- Starting in January, Giant Food will have updated labels on its shelves, website and mobile app to better promote products from women- and minority-owned businesses, the grocery chain announced in a press release on Monday.
- The labels, which will roll out at all 164 Giant Food stores across the greater Washington, D.C., region, will identify products from "Women, Black, Asian-Indian, Hispanic, LGBT, Asian-Pacific, or Veteran owned" businesses, according to the announcement. The grocer said 218 businesses in its vendor network qualify as minority-owned.
- Giant Food also plans to highlight its supplier diversity with storytelling initiatives and product spotlights on a new supplier page of its e-commerce site.
Giant Food’s label initiative feeds into its broader efforts to demonstrate to shoppers its commitment to diversity and inclusion by explicitly highlighting the range of backgrounds of its vendors.

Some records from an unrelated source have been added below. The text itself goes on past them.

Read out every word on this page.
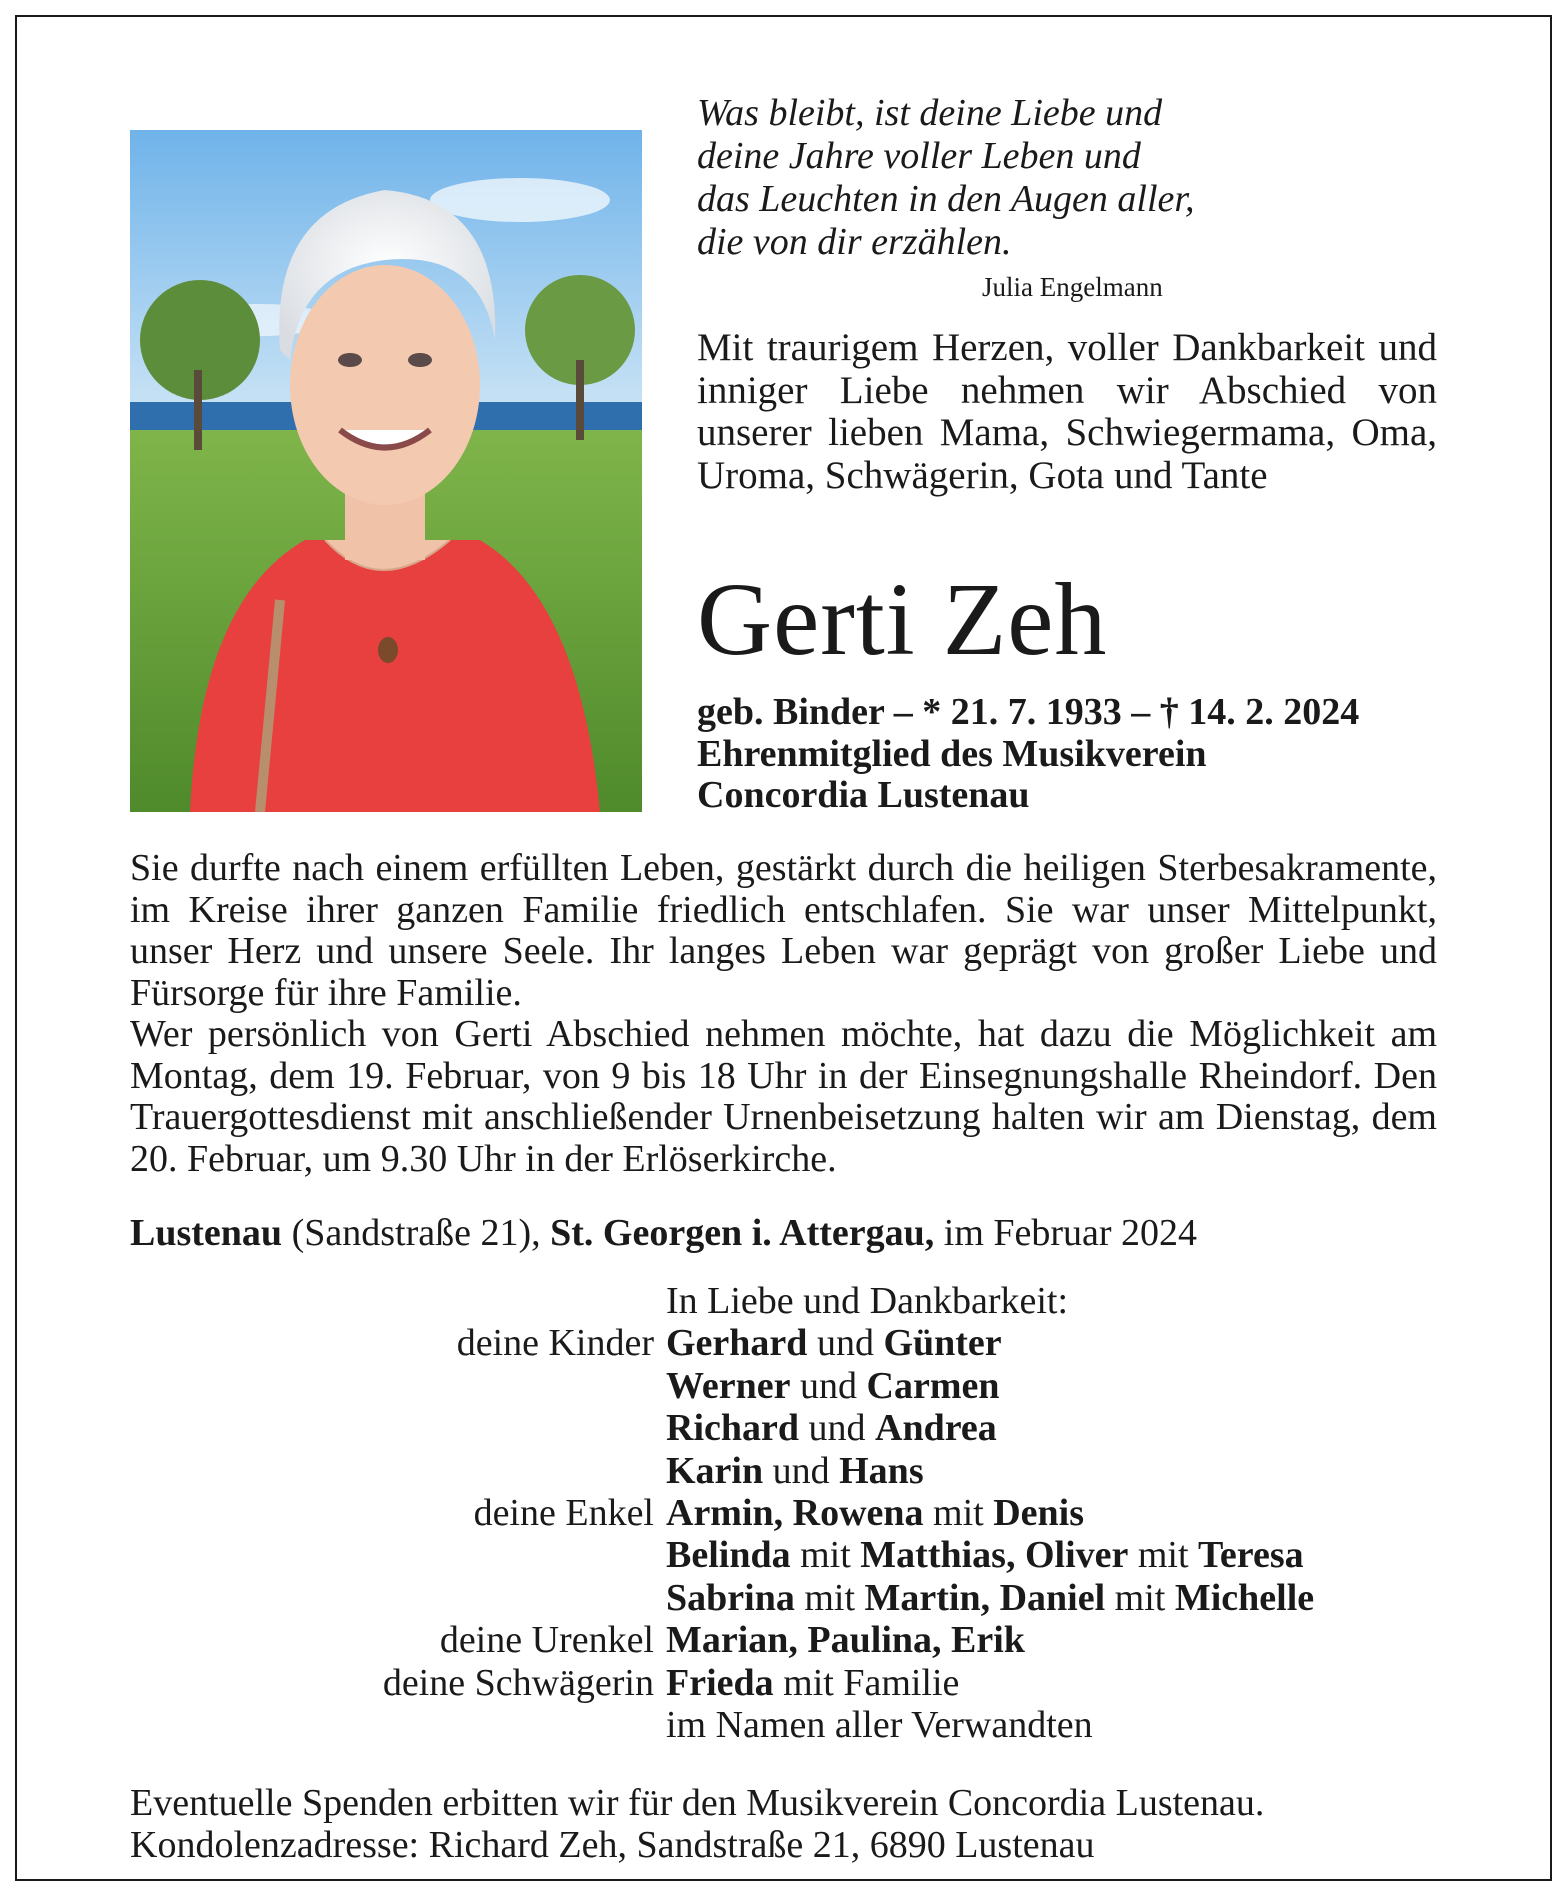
Was bleibt, ist deine Liebe und
deine Jahre voller Leben und
das Leuchten in den Augen aller,
die von dir erzählen.
Julia Engelmann
Mit traurigem Herzen, voller Dankbarkeit und inniger Liebe nehmen wir Abschied von unserer lieben Mama, Schwiegermama, Oma, Uroma, Schwägerin, Gota und Tante
Gerti Zeh
geb. Binder – * 21. 7. 1933 – † 14. 2. 2024
Ehrenmitglied des Musikverein
Concordia Lustenau

Sie durfte nach einem erfüllten Leben, gestärkt durch die heiligen Sterbesakramente, im Kreise ihrer ganzen Familie friedlich entschlafen. Sie war unser Mittelpunkt, unser Herz und unsere Seele. Ihr langes Leben war geprägt von großer Liebe und Fürsorge für ihre Familie.

Wer persönlich von Gerti Abschied nehmen möchte, hat dazu die Möglichkeit am Montag, dem 19. Februar, von 9 bis 18 Uhr in der Einsegnungshalle Rheindorf. Den Trauergottesdienst mit anschließender Urnenbeisetzung halten wir am Dienstag, dem 20. Februar, um 9.30 Uhr in der Erlöserkirche.

Lustenau (Sandstraße 21), St. Georgen i. Attergau, im Februar 2024
In Liebe und Dankbarkeit:
deine Kinder Gerhard und Günter
Werner und Carmen
Richard und Andrea
Karin und Hans
deine Enkel Armin, Rowena mit Denis
Belinda mit Matthias, Oliver mit Teresa
Sabrina mit Martin, Daniel mit Michelle
deine Urenkel Marian, Paulina, Erik
deine Schwägerin Frieda mit Familie
im Namen aller Verwandten
Eventuelle Spenden erbitten wir für den Musikverein Concordia Lustenau.
Kondolenzadresse: Richard Zeh, Sandstraße 21, 6890 Lustenau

In September, Giant Food pledged $500,000 to organizations in the greater Washington, D.C. area to support racial equality, channeling $150,000 to programs at local historically Black colleges and universities and $350,000 to its nonprofit partners, which provide educational, mentorship and nutritional programs in Black communities.
As a result of the novel coronavirus pandemic and the protests this summer against racial injustice, more shoppers are paying attention to, and seeking out, businesses that are minority-owned. Schnucks has launched an initiative to boost its assortment of local products from diverse suppliers, while Giant Food's parent company, Ahold Delhaize, has partnered with nonprofit organizations to help locate and certify diverse manufacturers.
At the corporate level, Kroger recently laid out a ten-point plan to accelerate diversity, equity and inclusion in its stores, corporate offices and beyond.
Overall, partnering with and highlighting brands that enjoy existing goodwill with shoppers has been a popular tactic for grocers and delivery services this year, especially as numerous small food businesses have not fared as well during the pandemic as larger grocery chains.